Search code examples
pytorchtorchvisionpytorch-dataloader

PyTorch random_split() is returning wrong sized loader


I have a custom dataset loader for my dataset. I want to split the dataset into 70% train data, 20% validation data, and 10% test data. I have 16,488 data. So, my train data is supposed to be 11,542. But it's becoming 770 train data, 220 validation data, and 110 test data. I've tried but couldn't figure out the problem.

class Dataset(Dataset):
    def __init__(self, directory, transform, preload=False, device: torch.device = torch.device('cpu'), **kwargs):
        self.device = device
        self.directory = directory
        self.transform = transform
        self.labels = []
        self.images = []
        self.preload = preload

        for i, file in enumerate(os.listdir(self.directory)):
            file_labels = parse('{}_{}_{age}_{gender}.jpg', file)
            
            if file_labels is None:
                continue
                
            if self.preload:
                image = Image.open(os.path.join(self.directory, file)).convert('RGB')
                if self.transform is not None:
                    image = self.transform(image).to(self.device)
            else:
                image = os.path.join(self.directory, file)

            self.images.append(image)
            
            gender_to_class_id = {
                'm': 0, 
                'f': 1
            }
            gender = gender_to_class_id[file_labels['gender']]
            age = int(file_labels['age'])
            self.labels.append({
                'age': age,
                'gender': gender
            })
        pass

    def __len__(self):
        return len(self.labels)

    def __getitem__(self, idx):
        if torch.is_tensor(idx):
            idx = idx.tolist()

        image = self.images[idx]

        if not self.preload:
            image = Image.open(image).convert('RGB')
            if self.transform is not None:
                image = self.transform(image).to(self.device)

        labels = {
            'age': self.labels[idx]['age'], 
            'gender': self.labels[idx]['gender'],
        }
        return image.to(self.device), labels
    
    def get_loaders(self, transform, train_size=0.7, validate_size=0.2, test_size=0.1, batch_size=15, **kwargs):
        if round(train_size + validate_size + test_size, 1) > 1.0:
            sys.exit("Sum of the percentages should be less than 1. it's " + str(
                train_size + validate_size + test_size) + " now!")

        train_len = int(len(self) * train_size)
        validate_len = int(len(self) * validate_size)
        test_len = int(len(self) * test_size)
        others_len = len(self) - train_len - validate_len - test_len

        self.trainDataset, self.validateDataset, self.testDataset, _ = torch.utils.data.random_split(
            self, [train_len, validate_len, test_len, others_len]
        )

        train_loader = DataLoader(self.trainDataset, batch_size=batch_size)
        validate_loader = DataLoader(self.validateDataset, batch_size=batch_size)
        test_loader = DataLoader(self.testDataset, batch_size=batch_size)

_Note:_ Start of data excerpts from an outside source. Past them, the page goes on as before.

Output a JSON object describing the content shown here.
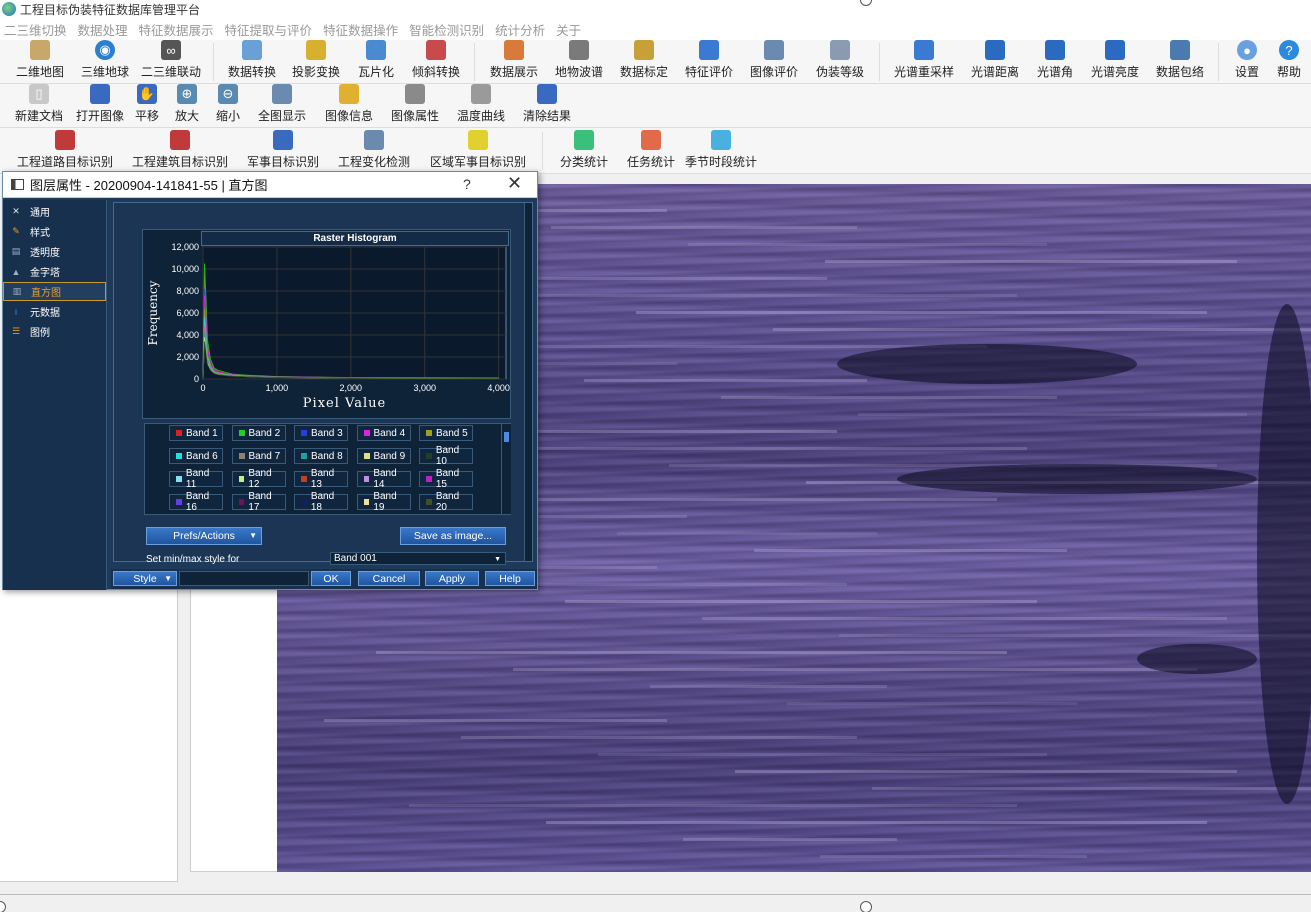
{
  "app": {
    "title": "工程目标伪装特征数据库管理平台"
  },
  "menu": [
    "二三维切换",
    "数据处理",
    "特征数据展示",
    "特征提取与评价",
    "特征数据操作",
    "智能检测识别",
    "统计分析",
    "关于"
  ],
  "toolbar1": [
    {
      "label": "二维地图",
      "icon": "map-2d-icon",
      "color": "#c8a86a"
    },
    {
      "label": "三维地球",
      "icon": "globe-icon",
      "color": "#2a7fd0"
    },
    {
      "label": "二三维联动",
      "icon": "link-icon",
      "color": "#555"
    },
    {
      "label": "数据转换",
      "icon": "data-convert-icon",
      "color": "#6aa0d8"
    },
    {
      "label": "投影变换",
      "icon": "projection-icon",
      "color": "#d8b030"
    },
    {
      "label": "瓦片化",
      "icon": "tiles-icon",
      "color": "#4a8ad0"
    },
    {
      "label": "倾斜转换",
      "icon": "oblique-icon",
      "color": "#c84a4a"
    },
    {
      "label": "数据展示",
      "icon": "display-icon",
      "color": "#d87a3a"
    },
    {
      "label": "地物波谱",
      "icon": "spectrum-icon",
      "color": "#7a7a7a"
    },
    {
      "label": "数据标定",
      "icon": "calibrate-icon",
      "color": "#c8a03a"
    },
    {
      "label": "特征评价",
      "icon": "feature-eval-icon",
      "color": "#3a7ad0"
    },
    {
      "label": "图像评价",
      "icon": "image-eval-icon",
      "color": "#6a8ab0"
    },
    {
      "label": "伪装等级",
      "icon": "camo-level-icon",
      "color": "#8a9ab0"
    },
    {
      "label": "光谱重采样",
      "icon": "resample-icon",
      "color": "#3a7ad0"
    },
    {
      "label": "光谱距离",
      "icon": "spectral-distance-icon",
      "color": "#2a6ac0"
    },
    {
      "label": "光谱角",
      "icon": "spectral-angle-icon",
      "color": "#2a6ac0"
    },
    {
      "label": "光谱亮度",
      "icon": "brightness-icon",
      "color": "#2a6ac0"
    },
    {
      "label": "数据包络",
      "icon": "envelope-icon",
      "color": "#4a7ab0"
    },
    {
      "label": "设置",
      "icon": "settings-icon",
      "color": "#6aa0e0"
    },
    {
      "label": "帮助",
      "icon": "help-icon",
      "color": "#2a8ae0"
    }
  ],
  "toolbar2": [
    {
      "label": "新建文档",
      "icon": "new-doc-icon",
      "color": "#c8c8c8"
    },
    {
      "label": "打开图像",
      "icon": "open-image-icon",
      "color": "#3a6ac0"
    },
    {
      "label": "平移",
      "icon": "pan-icon",
      "color": "#3a6ac0"
    },
    {
      "label": "放大",
      "icon": "zoom-in-icon",
      "color": "#5a8ab0"
    },
    {
      "label": "缩小",
      "icon": "zoom-out-icon",
      "color": "#5a8ab0"
    },
    {
      "label": "全图显示",
      "icon": "full-extent-icon",
      "color": "#6a8ab0"
    },
    {
      "label": "图像信息",
      "icon": "image-info-icon",
      "color": "#e0b030"
    },
    {
      "label": "图像属性",
      "icon": "image-props-icon",
      "color": "#8a8a8a"
    },
    {
      "label": "温度曲线",
      "icon": "temperature-curve-icon",
      "color": "#9a9a9a"
    },
    {
      "label": "清除结果",
      "icon": "clear-icon",
      "color": "#3a6ac0"
    }
  ],
  "toolbar3": [
    {
      "label": "工程道路目标识别",
      "icon": "road-detect-icon",
      "color": "#c03a3a"
    },
    {
      "label": "工程建筑目标识别",
      "icon": "building-detect-icon",
      "color": "#c03a3a"
    },
    {
      "label": "军事目标识别",
      "icon": "military-detect-icon",
      "color": "#3a6ac0"
    },
    {
      "label": "工程变化检测",
      "icon": "change-detect-icon",
      "color": "#6a8ab0"
    },
    {
      "label": "区域军事目标识别",
      "icon": "region-detect-icon",
      "color": "#e0d030"
    },
    {
      "label": "分类统计",
      "icon": "classify-stats-icon",
      "color": "#3ac07a"
    },
    {
      "label": "任务统计",
      "icon": "task-stats-icon",
      "color": "#e06a4a"
    },
    {
      "label": "季节时段统计",
      "icon": "season-stats-icon",
      "color": "#4ab0e0"
    }
  ],
  "dialog": {
    "title": "图层属性 - 20200904-141841-55 | 直方图",
    "help": "?",
    "close": "✕",
    "nav": [
      {
        "label": "通用",
        "icon": "general-icon",
        "color": "#e0e0e0"
      },
      {
        "label": "样式",
        "icon": "style-icon",
        "color": "#e0a030"
      },
      {
        "label": "透明度",
        "icon": "transparency-icon",
        "color": "#a0b0c0"
      },
      {
        "label": "金字塔",
        "icon": "pyramid-icon",
        "color": "#a0b0c0"
      },
      {
        "label": "直方图",
        "icon": "histogram-icon",
        "color": "#a0b0c0"
      },
      {
        "label": "元数据",
        "icon": "metadata-icon",
        "color": "#3a8ae0"
      },
      {
        "label": "图例",
        "icon": "legend-icon",
        "color": "#e0a030"
      }
    ],
    "selected_nav": "直方图",
    "prefs_label": "Prefs/Actions",
    "save_label": "Save as image...",
    "minmax_label": "Set min/max style for",
    "band_select": "Band 001",
    "style_label": "Style",
    "ok": "OK",
    "cancel": "Cancel",
    "apply": "Apply",
    "help_btn": "Help"
  },
  "chart_data": {
    "type": "line",
    "title": "Raster Histogram",
    "xlabel": "Pixel Value",
    "ylabel": "Frequency",
    "xlim": [
      0,
      4100
    ],
    "ylim": [
      0,
      12000
    ],
    "xticks": [
      "0",
      "1,000",
      "2,000",
      "3,000",
      "4,000"
    ],
    "yticks": [
      "0",
      "2,000",
      "4,000",
      "6,000",
      "8,000",
      "10,000",
      "12,000"
    ],
    "grid": true,
    "x": [
      0,
      20,
      40,
      60,
      100,
      150,
      200,
      300,
      400,
      600,
      800,
      1000,
      1500,
      2000,
      3000,
      4000
    ],
    "series": [
      {
        "name": "Band 1",
        "color": "#e02020",
        "values": [
          0,
          9200,
          6500,
          3000,
          1600,
          900,
          700,
          500,
          400,
          300,
          250,
          200,
          150,
          120,
          100,
          80
        ]
      },
      {
        "name": "Band 2",
        "color": "#20d020",
        "values": [
          0,
          10500,
          7200,
          3600,
          1800,
          1000,
          800,
          600,
          450,
          350,
          280,
          220,
          170,
          130,
          110,
          90
        ]
      },
      {
        "name": "Band 3",
        "color": "#2040e0",
        "values": [
          0,
          8200,
          5000,
          2600,
          1300,
          800,
          600,
          450,
          350,
          280,
          220,
          180,
          140,
          110,
          90,
          70
        ]
      },
      {
        "name": "Band 4",
        "color": "#e020e0",
        "values": [
          0,
          7600,
          5600,
          2800,
          1400,
          850,
          650,
          480,
          380,
          290,
          230,
          190,
          150,
          115,
          95,
          75
        ]
      },
      {
        "name": "Band 5",
        "color": "#a0a020",
        "values": [
          0,
          6400,
          4200,
          2200,
          1200,
          700,
          550,
          420,
          330,
          260,
          210,
          170,
          130,
          105,
          85,
          70
        ]
      },
      {
        "name": "Band 6",
        "color": "#20e0e0",
        "values": [
          0,
          5600,
          3800,
          2000,
          1100,
          650,
          500,
          400,
          320,
          250,
          200,
          160,
          125,
          100,
          80,
          65
        ]
      },
      {
        "name": "Band 7",
        "color": "#908070",
        "values": [
          0,
          4800,
          3200,
          1800,
          1000,
          600,
          480,
          380,
          300,
          240,
          190,
          150,
          120,
          95,
          78,
          62
        ]
      },
      {
        "name": "Band 8",
        "color": "#20a0a0",
        "values": [
          0,
          4200,
          2900,
          1600,
          900,
          560,
          450,
          360,
          290,
          230,
          180,
          145,
          115,
          92,
          75,
          60
        ]
      },
      {
        "name": "Band 9",
        "color": "#e0e080",
        "values": [
          0,
          3800,
          2600,
          1450,
          850,
          530,
          420,
          340,
          270,
          220,
          175,
          140,
          110,
          90,
          72,
          58
        ]
      },
      {
        "name": "Band 10",
        "color": "#204020",
        "values": [
          0,
          3400,
          2300,
          1300,
          780,
          500,
          400,
          320,
          260,
          210,
          170,
          135,
          108,
          88,
          70,
          56
        ]
      }
    ],
    "legend": [
      "Band 1",
      "Band 2",
      "Band 3",
      "Band 4",
      "Band 5",
      "Band 6",
      "Band 7",
      "Band 8",
      "Band 9",
      "Band 10",
      "Band 11",
      "Band 12",
      "Band 13",
      "Band 14",
      "Band 15",
      "Band 16",
      "Band 17",
      "Band 18",
      "Band 19",
      "Band 20"
    ],
    "legend_colors": [
      "#e02020",
      "#20d020",
      "#2040e0",
      "#e020e0",
      "#a0a020",
      "#20e0e0",
      "#908070",
      "#20a0a0",
      "#e0e080",
      "#204020",
      "#80e0f0",
      "#c0f080",
      "#c04020",
      "#c090e0",
      "#c020c0",
      "#6040e0",
      "#701060",
      "#102060",
      "#f0e0a0",
      "#405020"
    ],
    "legend_position": "bottom"
  }
}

        return train_loader, validate_loader, test_loader

Solution

  • It seems that you are giving

    batch_size=15
    

    As a dataloader is iterable, it maybe simply giving you the len() of the 1st batch. It also explains why you are getting train data = 770, where it is supposed to be 11,542. Because,

    16488 / 15 * 0.7 = 769.44 ≈ 770
    

    Assigning batch_size = 1 should do the trick.

    16488 / 1 * 0.7 = 11541.6 ≈ 11542